Holding a tattered page from their divorce petition, Arjun Pathak (Kartik Aaryan) recalls his first conversation with his wife Soumya (Mrunal Thakur) when he had bagged his first prime time show. The scene rewinds back to their conversation.
'Nervous?', Soumya asks Arjun to which he nods in agreement. When she too admits facing the same jitters, Arjun shoots back, "Tumhe nahin lagta ki main prime time ka show kar paunga?" Hearing this, she denies and tells him, "Nahin usme toh ek percent ka doubt bhi nahin hai. Tum jab bhi kahunge naa jo bhi kahunga sach kahunga, log tumpar aankh band karke bharosa karne waale hai." On being asked why she is nervous, Soumya quips, "Maybe isliye."
In a similar vein, Kartik Aaryan's latest Netflix release Dhamaka expects the viewers to whole-heartedly embrace the actor who seems to be finally stepping out of his comfort zone of frothy rom-coms and heart-warming bromance to play a character with a dangling conscience.
Available on: Netflix
What's Yay: Kartik Aaryan
What's Nay: Weak story
Dhamaka begins with some intimate glimpses of prime time news anchor Arjun Pathak (Kartik Aaryan) and his reporter wife Soumya Mehra Pathak (Mrunal Thakur) from their social media feed before the scene cuts to present where the former is seen sitting a divorce file in his hand.
He is now working as a radio jockey in the same media conglomerate where he was once the star anchor. On one of his usual drab working days, Arjun gets a call from a man who threatens to blow up the Bandra-Worli Sea Link in Mumbai unless his demands are met. Initially thinking of it as a prank call, Arjun turns a deaf hear only to realize that the man's threats ain't empty.
While scribbling down 'exclusive' on a paper, it dawns upon Arjun that this could be a perfect opportunity for him to reclaim his prime time show in exchange of the 'explosive' news. He dials up his boss Ankita (Amruta Subhash) and informs her of his findings. In the next few minutes, he quickly slips into his razor sharp look complete with zero power glasses, unknown to the fact that the proceeding events are all set to make a big 'dhamaka' in his life; both personally and professionally.
Ram Madhvani, the man behind Sonam Kapoor's film Neerja and Sushmita Sen's Emmy-nominated web series Aarya picks up the South Korean flick A Terror Live and reshapes in to fit into the Bollywood mould.
Through Dhamaka, he tries to give the audience a peek into what goes inside TRP hungry newsrooms and how "logon ke pas sach dhoondhne, samajhne ka time nahi hai." It's interesting how he doesn't attribute faces to the audience who are supposedly watching these news channels.
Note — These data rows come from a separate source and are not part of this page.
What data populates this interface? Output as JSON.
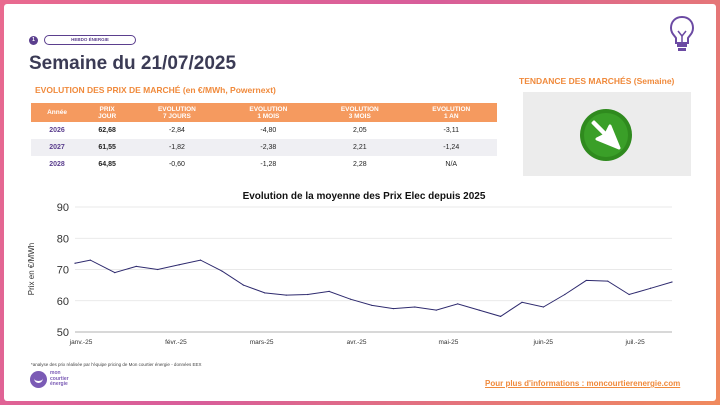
{
  "header": {
    "tag_number": "1",
    "tag_label": "HEBDO ÉNERGIE",
    "week_title": "Semaine du 21/07/2025",
    "section_title": "EVOLUTION DES PRIX DE MARCHÉ (en €/MWh, Powernext)",
    "trend_title": "TENDANCE DES MARCHÉS (Semaine)",
    "trend_icon": "arrow-down-right-icon",
    "bulb_icon": "lightbulb-icon"
  },
  "table": {
    "headers": [
      "Année",
      "PRIX\nJOUR",
      "EVOLUTION\n7 JOURS",
      "EVOLUTION\n1 MOIS",
      "EVOLUTION\n3 MOIS",
      "EVOLUTION\n1 AN"
    ],
    "rows": [
      [
        "2026",
        "62,68",
        "-2,84",
        "-4,80",
        "2,05",
        "-3,11"
      ],
      [
        "2027",
        "61,55",
        "-1,82",
        "-2,38",
        "2,21",
        "-1,24"
      ],
      [
        "2028",
        "64,85",
        "-0,60",
        "-1,28",
        "2,28",
        "N/A"
      ]
    ]
  },
  "chart_data": {
    "type": "line",
    "title": "Evolution de la moyenne des Prix Elec depuis 2025",
    "ylabel": "Prix en €/MWh",
    "xlabel": "",
    "ylim": [
      50,
      90
    ],
    "yticks": [
      50,
      60,
      70,
      80,
      90
    ],
    "grid": true,
    "line_color": "#2e2a6e",
    "x_tick_labels": [
      "janv.-25",
      "févr.-25",
      "mars-25",
      "avr.-25",
      "mai-25",
      "juin-25",
      "juil.-25"
    ],
    "x_tick_positions": [
      0,
      31,
      59,
      90,
      120,
      151,
      181
    ],
    "series": [
      {
        "x": [
          0,
          5,
          13,
          20,
          27,
          34,
          41,
          48,
          55,
          62,
          69,
          76,
          83,
          90,
          97,
          104,
          111,
          118,
          125,
          132,
          139,
          146,
          153,
          160,
          167,
          174,
          181,
          188,
          195
        ],
        "values": [
          72,
          73,
          69,
          71,
          70,
          71.5,
          73,
          69.5,
          65,
          62.5,
          61.8,
          62,
          63,
          60.5,
          58.5,
          57.5,
          58,
          57,
          59,
          57,
          55,
          59.5,
          58,
          62,
          66.5,
          66.3,
          62,
          64,
          66
        ]
      }
    ]
  },
  "footer": {
    "footnote": "*analyse des prix réalisée par l'équipe pricing de Mon courtier énergie -  données EEX",
    "logo_text": "mon courtier énergie",
    "more_info": "Pour plus d'informations : moncourtierenergie.com"
  }
}
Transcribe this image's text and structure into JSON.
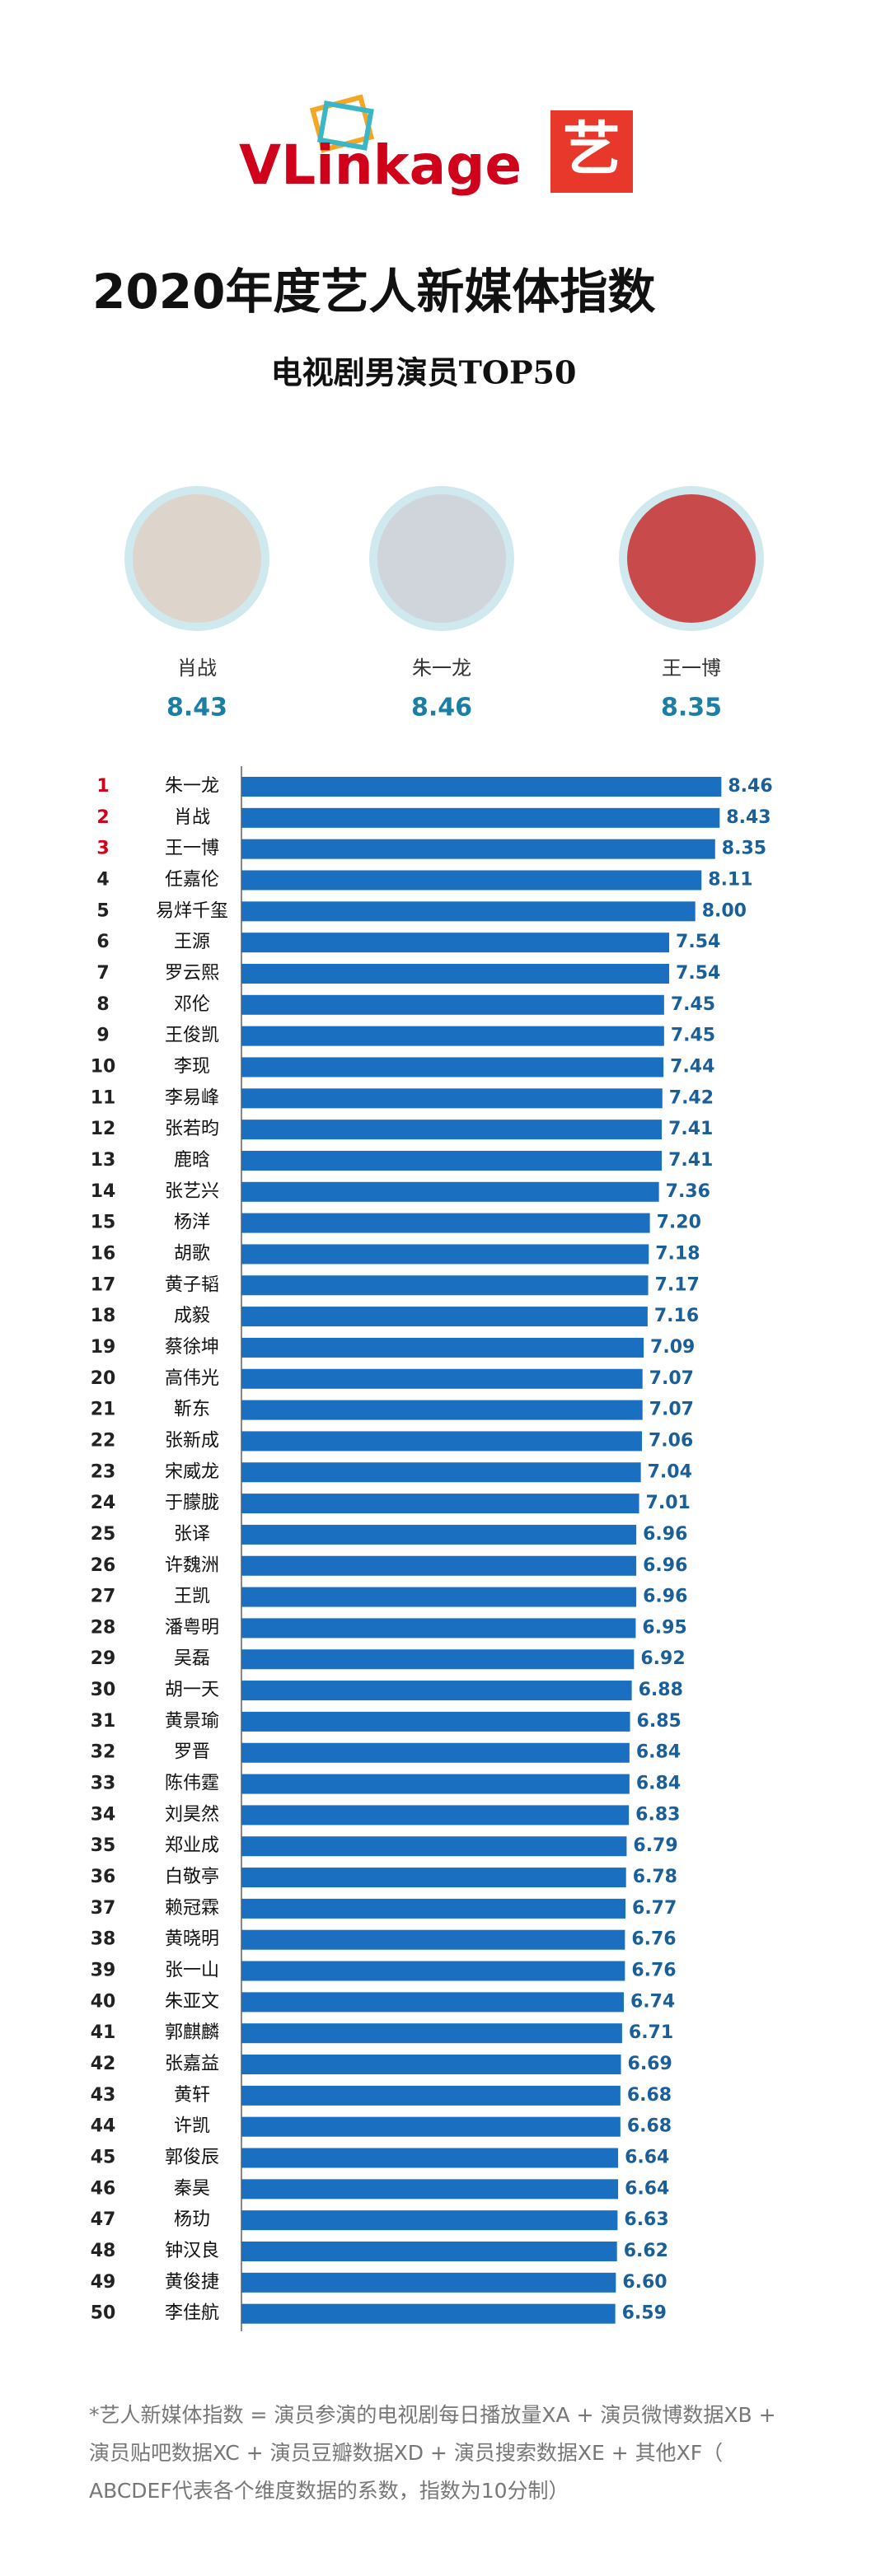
{
  "header": {
    "logo": "VLinkage",
    "badge": "艺",
    "title": "2020年度艺人新媒体指数",
    "subtitle": "电视剧男演员TOP50"
  },
  "podium": [
    {
      "name": "肖战",
      "value": 8.43
    },
    {
      "name": "朱一龙",
      "value": 8.46
    },
    {
      "name": "王一博",
      "value": 8.35
    }
  ],
  "chart_data": {
    "type": "hbar",
    "color": "#1a6fc0",
    "label_color": "#1a5f9a",
    "rank_color": "#222",
    "highlight_color": "#d0021b",
    "highlight_count": 3,
    "xlim": [
      0,
      8.6
    ],
    "ranks": [
      1,
      2,
      3,
      4,
      5,
      6,
      7,
      8,
      9,
      10,
      11,
      12,
      13,
      14,
      15,
      16,
      17,
      18,
      19,
      20,
      21,
      22,
      23,
      24,
      25,
      26,
      27,
      28,
      29,
      30,
      31,
      32,
      33,
      34,
      35,
      36,
      37,
      38,
      39,
      40,
      41,
      42,
      43,
      44,
      45,
      46,
      47,
      48,
      49,
      50
    ],
    "categories": [
      "朱一龙",
      "肖战",
      "王一博",
      "任嘉伦",
      "易烊千玺",
      "王源",
      "罗云熙",
      "邓伦",
      "王俊凯",
      "李现",
      "李易峰",
      "张若昀",
      "鹿晗",
      "张艺兴",
      "杨洋",
      "胡歌",
      "黄子韬",
      "成毅",
      "蔡徐坤",
      "高伟光",
      "靳东",
      "张新成",
      "宋威龙",
      "于朦胧",
      "张译",
      "许魏洲",
      "王凯",
      "潘粤明",
      "吴磊",
      "胡一天",
      "黄景瑜",
      "罗晋",
      "陈伟霆",
      "刘昊然",
      "郑业成",
      "白敬亭",
      "赖冠霖",
      "黄晓明",
      "张一山",
      "朱亚文",
      "郭麒麟",
      "张嘉益",
      "黄轩",
      "许凯",
      "郭俊辰",
      "秦昊",
      "杨玏",
      "钟汉良",
      "黄俊捷",
      "李佳航"
    ],
    "values": [
      8.46,
      8.43,
      8.35,
      8.11,
      8.0,
      7.54,
      7.54,
      7.45,
      7.45,
      7.44,
      7.42,
      7.41,
      7.41,
      7.36,
      7.2,
      7.18,
      7.17,
      7.16,
      7.09,
      7.07,
      7.07,
      7.06,
      7.04,
      7.01,
      6.96,
      6.96,
      6.96,
      6.95,
      6.92,
      6.88,
      6.85,
      6.84,
      6.84,
      6.83,
      6.79,
      6.78,
      6.77,
      6.76,
      6.76,
      6.74,
      6.71,
      6.69,
      6.68,
      6.68,
      6.64,
      6.64,
      6.63,
      6.62,
      6.6,
      6.59
    ],
    "value_labels": [
      "8.46",
      "8.43",
      "8.35",
      "8.11",
      "8.00",
      "7.54",
      "7.54",
      "7.45",
      "7.45",
      "7.44",
      "7.42",
      "7.41",
      "7.41",
      "7.36",
      "7.20",
      "7.18",
      "7.17",
      "7.16",
      "7.09",
      "7.07",
      "7.07",
      "7.06",
      "7.04",
      "7.01",
      "6.96",
      "6.96",
      "6.96",
      "6.95",
      "6.92",
      "6.88",
      "6.85",
      "6.84",
      "6.84",
      "6.83",
      "6.79",
      "6.78",
      "6.77",
      "6.76",
      "6.76",
      "6.74",
      "6.71",
      "6.69",
      "6.68",
      "6.68",
      "6.64",
      "6.64",
      "6.63",
      "6.62",
      "6.60",
      "6.59"
    ]
  },
  "footnote": [
    "*艺人新媒体指数 = 演员参演的电视剧每日播放量XA + 演员微博数据XB +",
    "演员贴吧数据XC + 演员豆瓣数据XD + 演员搜索数据XE + 其他XF（",
    "ABCDEF代表各个维度数据的系数，指数为10分制）"
  ]
}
Madhvani maintains a balance in his story-telling by showing two faces of the same coin of journalism through his characters Arjun and Soumya.
On the flip side, the film scores less in the detailing of certain events which leaves you baffled at some points. Also, things tend to get too dramatic and exaggerated at places in a film which is supposed to throw light on the harsh reality of journalism. In a bid to focus on how 'breaking news' are created, Madhvani and his co-writer Puneet Sharma fail to tap into the emotional depth of the plot which could have made for a more effective film.
Kartik Aaryan ditches the sugary romantic hero act to pick up a character whose actions constantly keeps one guessing whether it's right or wrong. The film lies entirely on Kartik's shoulders and they turn out to be sturdy. He is one of the reasons why the thriller doesn't collapse in a heap when the writing is filled with plot holes and exaggeration at some points.
Mrunal Thakur in an extended cameo plays her part well. Amruta Subhash as the belligerent sans any empathetic bone makes for a brazenly delightful watch. Vikas Kumar and Vikramjeet Pradhan barely get a chance to exhibit their acting potentials.
Manu Anand's ace cinematography perfectly creates a claustrophobic environment for this pacy thriller. Manas Choudhury's sound design also adds to the tension and thrills in the film. Monisha Baldawa keeps her editing scissors sharp which prevents the film from falling all over places when the writing hits a block.
Prateek Kuhad's 'Kasoor' featuring Kartik and Mrunal starts Dhamaka on a light note. Towards the end, the film leaves you with some pondering thoughts with Puneet Sharma's 'Khoya Paaya' for company.
In a crucial scene, Karthik Aaryan's character Arjun parrots his boss' advice while dealing with a traumatic experience and says, "An anchor is an actor. An actor wants an audience. The audience wants drama." While Kartik does manage to get an audience for Dhamaka, the film goes a little tipsy in terms of maintaining a fine balance between drama and realism.
We give 3 stars out of 5 for Kartik Aaryan-Mrunal Thakur starrer Dhamaka.